Ботиночки были тёмно-коричневые.
Маленькие дырочки с трудом впускали в себя плоский коричневый шнурок.
Прохаживаясь по комнате, в которой жили тётя с мужем, я чувствовала, как будто мои пятилетние ножки всунули в консервные банки — такими неудобными были мои первые ботиночки.
— Не вздумай спрятать или выбросить ботиночки, — предупредила меня тётя.
Я вижу недовольство на её сомкнутых губах и на её серьезном лице…
Мне страшно!
Мамина сестра слышит то, о чём я думаю?!
— Хочу валенки, — хнычу я, — хочу!
— Итак, девочка моя, в Одессе в валенках весной не ходят, скоро ты будешь носить сандалики, а на зиму, если будешь себя хорошо вести, я куплю тебе валенки с галошами, — разъясняет мне тётя.
Я выхожу в коридор.
Коридор, длиннющий-предлиннющий, ведёт в кухню, где стоят три стола.

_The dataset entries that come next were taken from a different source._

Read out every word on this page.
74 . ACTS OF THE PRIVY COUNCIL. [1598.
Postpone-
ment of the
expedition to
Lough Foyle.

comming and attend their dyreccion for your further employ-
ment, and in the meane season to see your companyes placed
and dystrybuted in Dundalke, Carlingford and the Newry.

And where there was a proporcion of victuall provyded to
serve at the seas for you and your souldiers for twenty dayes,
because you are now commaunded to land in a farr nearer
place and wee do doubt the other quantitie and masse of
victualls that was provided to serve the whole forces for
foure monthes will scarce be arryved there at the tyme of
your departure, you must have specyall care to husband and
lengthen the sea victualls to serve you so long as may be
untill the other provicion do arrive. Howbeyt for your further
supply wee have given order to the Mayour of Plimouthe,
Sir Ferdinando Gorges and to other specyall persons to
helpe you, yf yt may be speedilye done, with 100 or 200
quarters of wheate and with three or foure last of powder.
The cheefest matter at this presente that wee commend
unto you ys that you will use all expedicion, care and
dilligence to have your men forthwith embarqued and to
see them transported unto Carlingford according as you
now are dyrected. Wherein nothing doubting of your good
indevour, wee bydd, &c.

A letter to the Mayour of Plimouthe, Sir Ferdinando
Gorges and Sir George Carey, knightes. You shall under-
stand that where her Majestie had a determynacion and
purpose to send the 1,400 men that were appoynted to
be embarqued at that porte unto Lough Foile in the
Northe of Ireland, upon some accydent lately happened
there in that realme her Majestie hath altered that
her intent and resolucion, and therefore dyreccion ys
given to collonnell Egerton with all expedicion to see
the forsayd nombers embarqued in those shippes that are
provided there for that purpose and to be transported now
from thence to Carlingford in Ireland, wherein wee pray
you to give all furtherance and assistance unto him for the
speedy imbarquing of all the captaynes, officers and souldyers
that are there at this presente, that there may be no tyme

— Вот это наш стол и примус, не трогай ничего на столе у соседей, а то накажу, — предупредила тётя.
Конечно же, я трогаю соседский примус и даже тяну на себя…
«Накажу, на печку посажу», — так пугали меня дома сестрички и братик.
Но в одесской коммуналке нет печки, куда меня загоняли старшенькие.
Ho есть груба.
Печка — «груба» — приклеена к стене до потолка…
Я не слишком расстроилась, когда тётя поставила меня стоять лицом к грубе, пока я не прекращу реветь и сопротивляться надеть ботиночки — консервные баночки.
Я касаюсь щекой плиточек из белого кафеля, глажу их и лижу языком…
Мне снится, что груба сложена из кубиков рафинированного сахара, который был такой вкуснятиной в мамином доме.